В то время, как Антонио говорит, в дверях тихо появляются три девицы и останавливаются, слушая его. Тицианелло, который стоит немного поодаль, рассеянный и безучастный, замечает их. Лавиния в богатой одежде венецианской патрицианки, ее белокурые волосы покрыты золотою сеткой. Кассандра и Лиза, девушки 19 и 17 лет, в простых платьях из белой мягкой волнующейся ткани, их обнаженные руки обвиты вверху золотыми запястьями в виде змей, сандалии их и пояса из золотой ткани. У Кассандры пепельные волосы, у Лизы желтая роза в черных волосах. В ней есть что-то, напоминающее отрока, как в Джанино – что-то девическое. За ними выходит из двери паж с кубком и чеканным серебряным кувшином для вина.

Антонио. И если мы душою постигнем,
Как смутно грезят дальние деревья…
Парис. И если нам раскрыта красота
В безмолвном беге белых парусов
Над гладью синей бухты…
Тицианелло (обращаясь к девицам, которых он приветствует легким склонением головы. Все оборачиваются). Если мы
Как счастье и как музыку вкушаем
Волос волнистых блеск и аромат,
И девственного стана белизну,
И гибкость этой ленты золотой —
Он научил нас видеть и ценить…
(С горечью.) Когда поймут нас те, внизу!
Дезидерио (к девицам). Скажите:
Кто с ним? Войти нельзя ли нам туда?
Лавиния. Останьтесь здесь. Он хочет быть один.
Тицианелло. О, если бы теперь явилась смерть,
В молчании, в прекрасном опьяненье,
И, нежная, над ним склонилась тихо!

Все молчат.

Джанино проснулся и приподнялся при последних словах. Он очень бледен. Он смотрит в страхе то на одного, то на другого.

Все молчат.

Джанино сначала хочет подойти к Тицианелло. Потом содрогается, останавливается, внезапно бросается к ногам Лавинии, стоящей поодаль впереди, и прижимается головой к ее коленам.

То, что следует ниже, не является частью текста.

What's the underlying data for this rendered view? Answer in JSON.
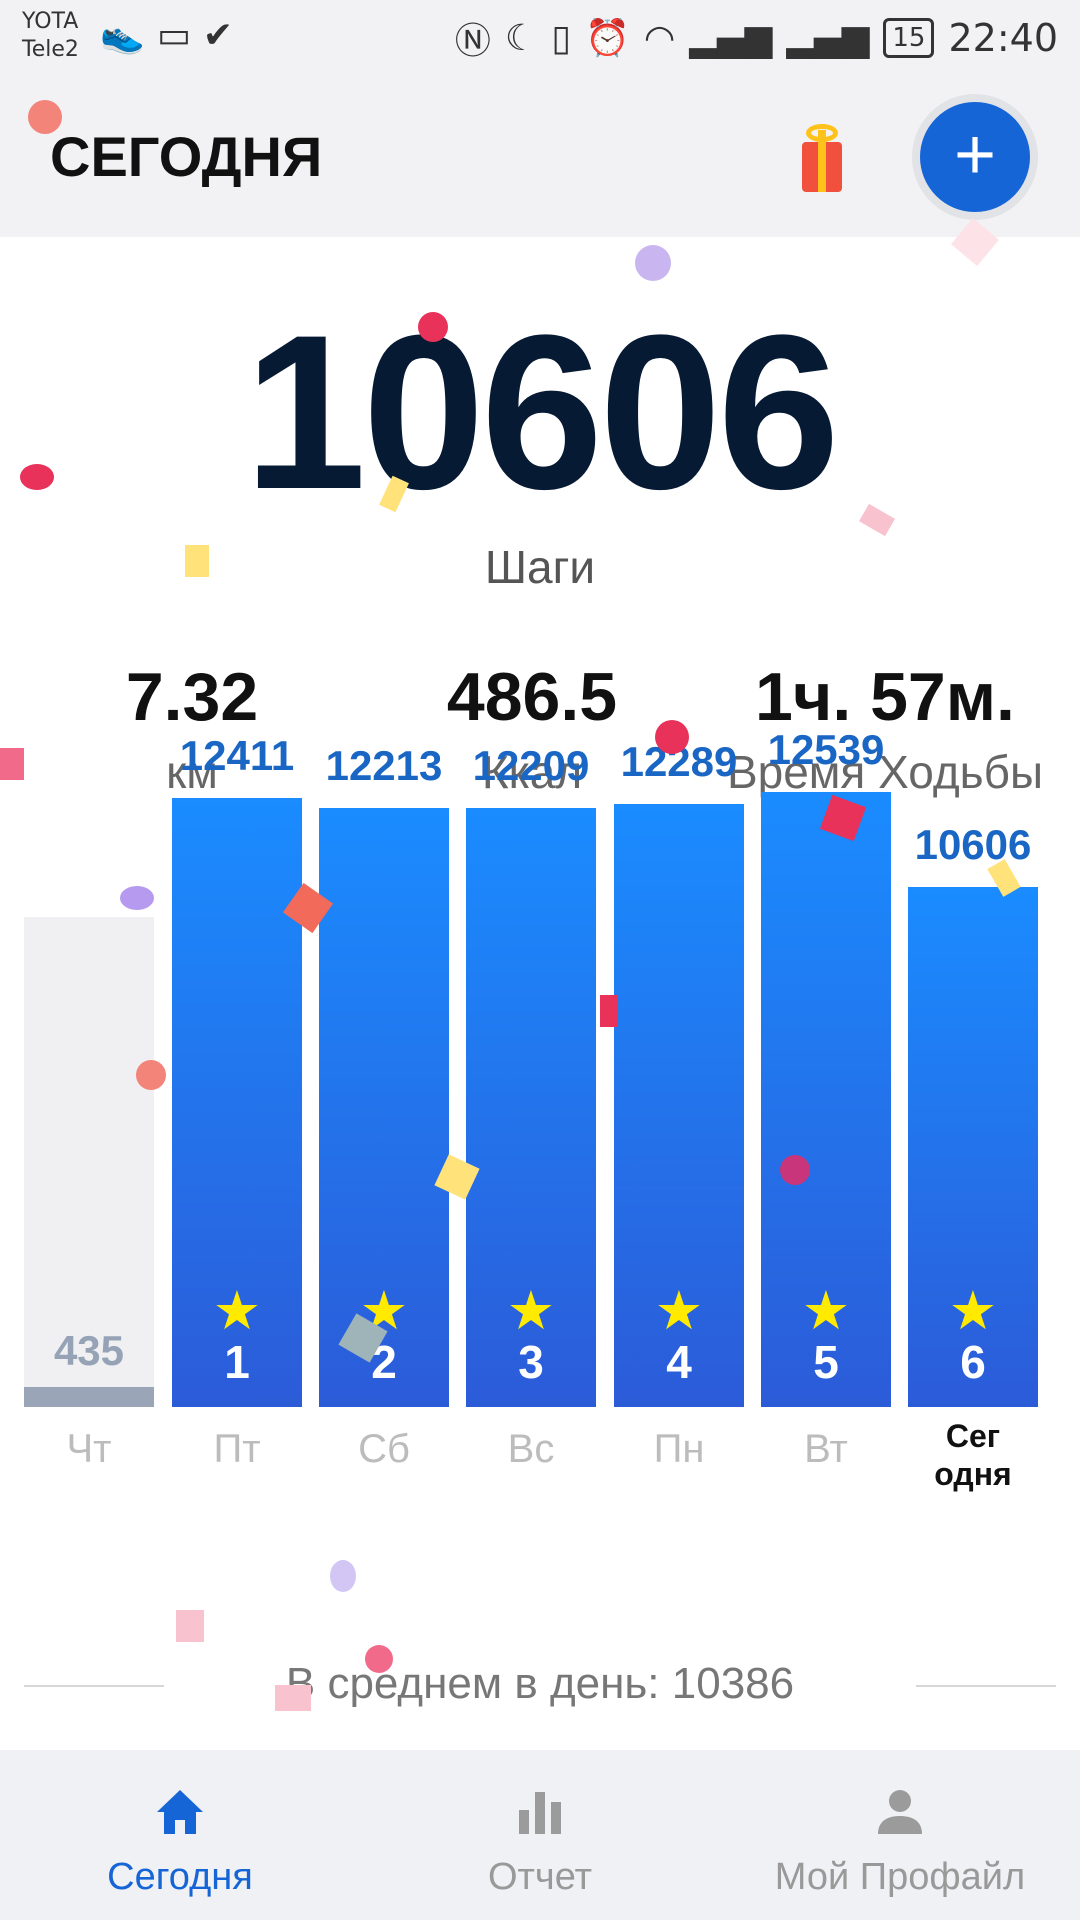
{
  "status_bar": {
    "carrier_1": "YOTA",
    "carrier_2": "Tele2",
    "battery": "15",
    "time": "22:40"
  },
  "header": {
    "title": "СЕГОДНЯ",
    "gift_icon": "gift-icon",
    "add_icon": "plus-icon"
  },
  "summary": {
    "steps": "10606",
    "steps_label": "Шаги",
    "distance_value": "7.32",
    "distance_label": "км",
    "calories_value": "486.5",
    "calories_label": "Ккал",
    "time_value": "1ч. 57м.",
    "time_label": "Время Ходьбы"
  },
  "chart_data": {
    "type": "bar",
    "categories": [
      "Чт",
      "Пт",
      "Сб",
      "Вс",
      "Пн",
      "Вт",
      "Сегодня"
    ],
    "values": [
      435,
      12411,
      12213,
      12209,
      12289,
      12539,
      10606
    ],
    "value_labels": [
      "435",
      "12411",
      "12213",
      "12209",
      "12289",
      "12539",
      "10606"
    ],
    "ranks": [
      "",
      "1",
      "2",
      "3",
      "4",
      "5",
      "6"
    ],
    "day_labels": [
      "Чт",
      "Пт",
      "Сб",
      "Вс",
      "Пн",
      "Вт",
      "Сег\nодня"
    ],
    "colors": {
      "active": "#1a8cff",
      "inactive": "#f0f0f2",
      "star": "#ffea00"
    }
  },
  "average": {
    "text": "В среднем в день: 10386"
  },
  "tabs": [
    {
      "label": "Сегодня",
      "icon": "home-icon",
      "active": true
    },
    {
      "label": "Отчет",
      "icon": "bar-chart-icon",
      "active": false
    },
    {
      "label": "Мой Профайл",
      "icon": "profile-icon",
      "active": false
    }
  ],
  "colors": {
    "accent": "#1565d6",
    "steps_text": "#071a33"
  }
}
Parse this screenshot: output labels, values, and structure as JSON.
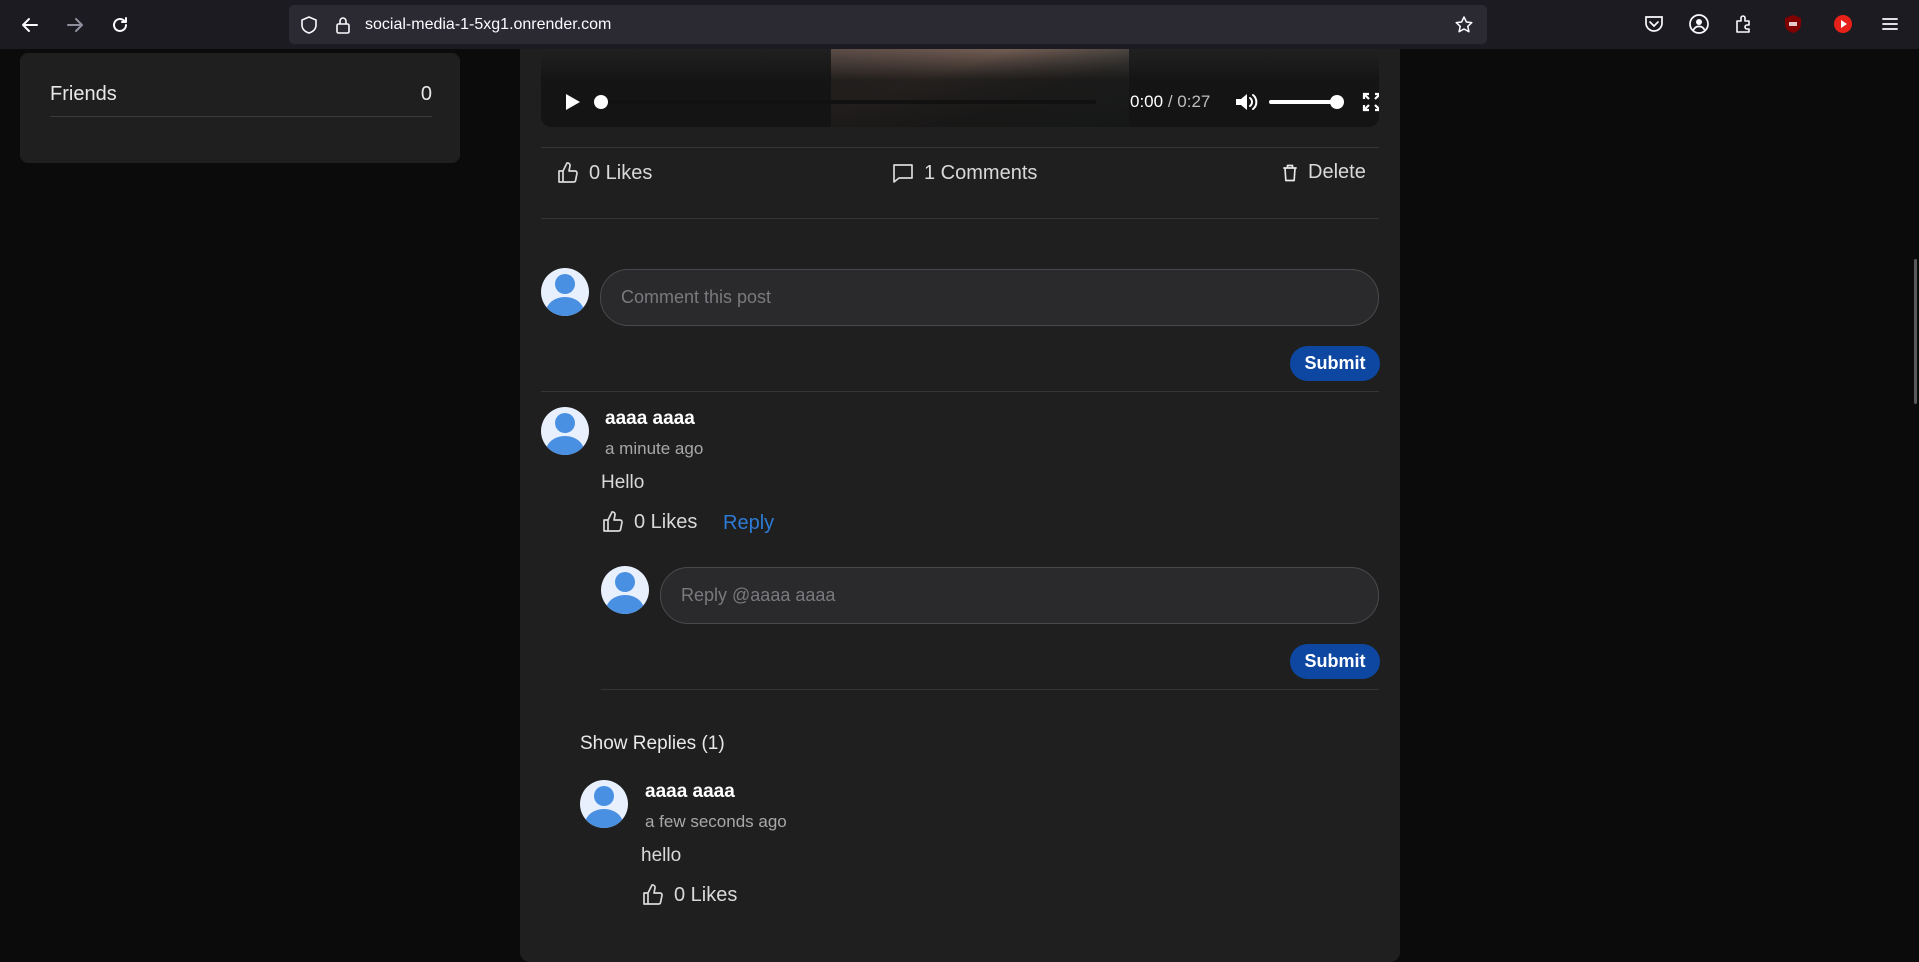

Джанино. Лавиния! меня терзает ужас!
Я близко никогда не видел смерти!
Я вечно буду помнить, каждый миг,
Что мы умрем! Стоять я буду молча,
Где люди веселятся, буду думать
В безмолвном ужасе: мы все умрем!
Я видел раз, как с пением вели
Несчастного на место страшной казни.
Он шел, качаясь, видел всех людей,
Деревья видел, как дрожали ветром
Душистые их ветки в сладкой тени.
Лавиния! и мы идем всегда
Такой дорогой…
Я недолго спал
Там, на ступенях, и проснулся вдруг,
Услышав слово: смерть!
(Содрогается.)
Какая тьма
Спускается угрюмо с высоты!

Лавиния (стоит выпрямившись, устремив взор на совершенно ясное небо. Она проводит руною по волосам Джанино).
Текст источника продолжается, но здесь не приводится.